WASHINGTON — Seven members of the secretive Navy SEAL Team 6, including one involved in the mission to get Osama bin Laden, have been punished for disclosing classified information, senior Navy officials said Thursday.
Four other SEALs are under investigation for similar alleged violations, one official said.
The SEALs are alleged to have divulged classified information to the maker of a video game called “Medal of Honor: Warfighter.”
Each of the seven received a punitive letter of reprimand and a partial forfeiture of pay for two months. Those actions generally hinder a military member’s career.
The deputy commander of Naval Special Warfare Command, Rear Adm. Garry Bonelli, issued a statement acknowledging that nonjudicial punishments had been handed out for misconduct, but he did not offer any details.
“We do not tolerate deviations from the policies that govern who we are and what we do as sailors in the United States Navy,” Bonelli said. He alluded to the importance of honoring nondisclosure agreements that SEALs sign.
He said the punishments this week “send a clear message throughout our force that we are and will be held to a high standard of accountability.”
The two main complaints against the SEALs were that they did not seek the permission of their command to take part in the video project and that they showed the video designers some of their specially designed combat equipment unique to their unit, said a senior military official. The official was briefed about the case but was not authorized to speak publicly about it.

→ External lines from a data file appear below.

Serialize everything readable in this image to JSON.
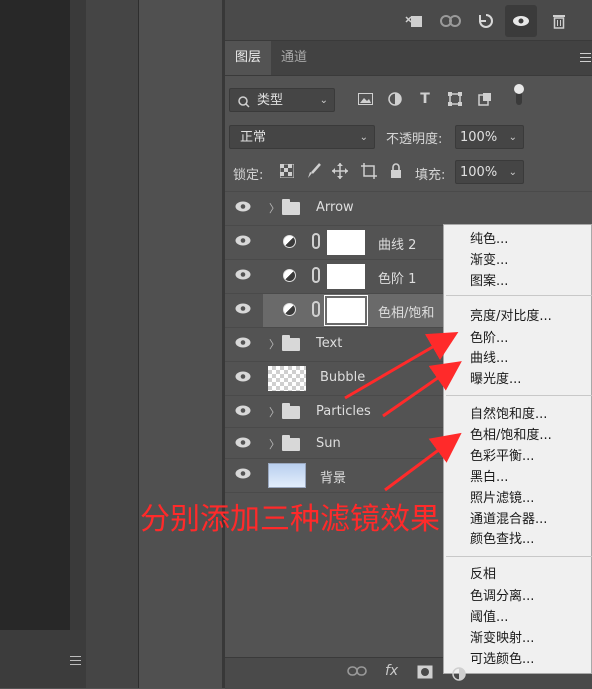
{
  "tabs": {
    "layers": "图层",
    "channels": "通道"
  },
  "filter": {
    "kind_label": "类型"
  },
  "blend": {
    "mode": "正常",
    "opacity_label": "不透明度:",
    "opacity_value": "100%"
  },
  "lock": {
    "label": "锁定:",
    "fill_label": "填充:",
    "fill_value": "100%"
  },
  "layers": [
    {
      "name": "Arrow",
      "type": "group"
    },
    {
      "name": "曲线 2",
      "type": "adjustment"
    },
    {
      "name": "色阶 1",
      "type": "adjustment"
    },
    {
      "name": "色相/饱和",
      "type": "adjustment",
      "selected": true
    },
    {
      "name": "Text",
      "type": "group"
    },
    {
      "name": "Bubble",
      "type": "pixel"
    },
    {
      "name": "Particles",
      "type": "group"
    },
    {
      "name": "Sun",
      "type": "group"
    },
    {
      "name": "背景",
      "type": "background"
    }
  ],
  "menu": {
    "group1": [
      "纯色...",
      "渐变...",
      "图案..."
    ],
    "group2": [
      "亮度/对比度...",
      "色阶...",
      "曲线...",
      "曝光度..."
    ],
    "group3": [
      "自然饱和度...",
      "色相/饱和度...",
      "色彩平衡...",
      "黑白...",
      "照片滤镜...",
      "通道混合器...",
      "颜色查找..."
    ],
    "group4": [
      "反相",
      "色调分离...",
      "阈值...",
      "渐变映射...",
      "可选颜色..."
    ]
  },
  "annotation": "分别添加三种滤镜效果",
  "bottom": {
    "fx_label": "fx"
  },
  "colors": {
    "annotation": "#ff2a2a",
    "menu_bg": "#f0f0f0",
    "panel_bg": "#535353"
  },
  "icons": [
    "eye-icon",
    "trash-icon",
    "rotate-icon",
    "link-icon",
    "folder-icon",
    "adjustment-icon",
    "lock-icon",
    "move-icon",
    "brush-icon",
    "panel-menu-icon"
  ]
}
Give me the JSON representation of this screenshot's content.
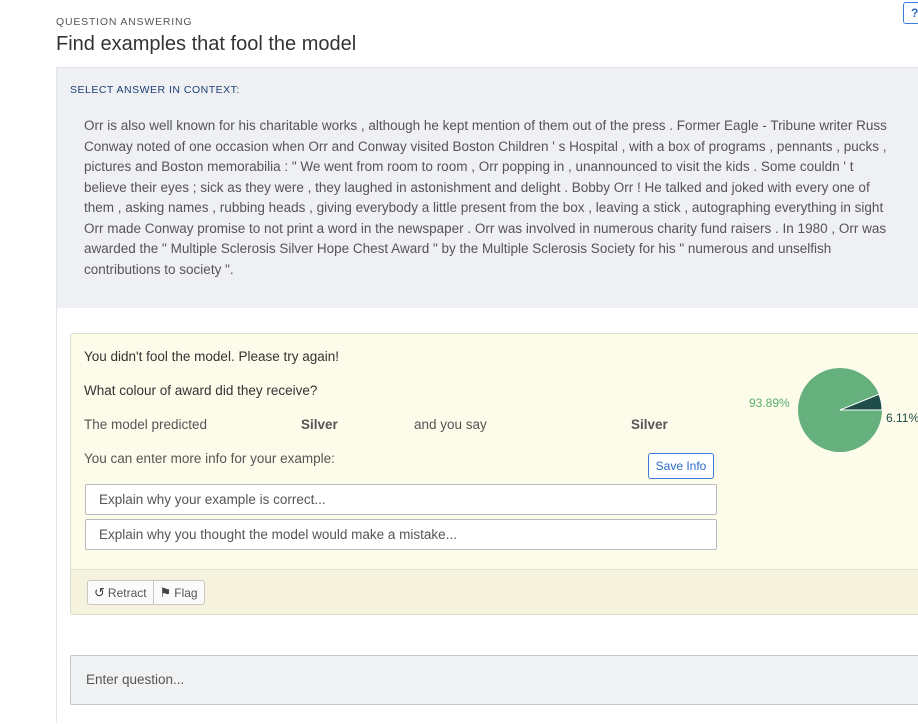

SEALs, including some of those involved in the bin Laden raid of May 2011, have been uncharacteristically prominent in the news this year.
Matt Bissonnette, who participated in the raid in Abbottabad, Pakistan, but later retired from the SEALs, wrote a firsthand account under the pseudonym Mark Owen, but he landed in hot water with the Pentagon even before it was published in September. The Pentagon accused him of disclosing classified information in violation of the nondisclosure agreements he had signed as a SEAL. He disputes the charge.
The SEAL mission to capture or kill Laden, while stunningly successful, encountered a number of unexpected obstacles, including the loss of a stealthy helicopter that was partially blown up by the SEALs after making a hard landing inside bin Laden’s compound.
The head of Naval Special Warfare Command, Rear Adm. Sean Pybus, responded to the Bissonnette book by telling his force that “hawking details about a mission” and selling other information about SEAL training and operations puts the force and their families at risk.
SEALs, both active duty and retired, possess highly sensitive information about tactics and techniques that are central to the success of their secret and often dangerous missions overseas. That is why they are obliged to sign nondisclosure agreements when they enter service and when they leave, and it is why the Pentagon seeks to enforce such written agreements.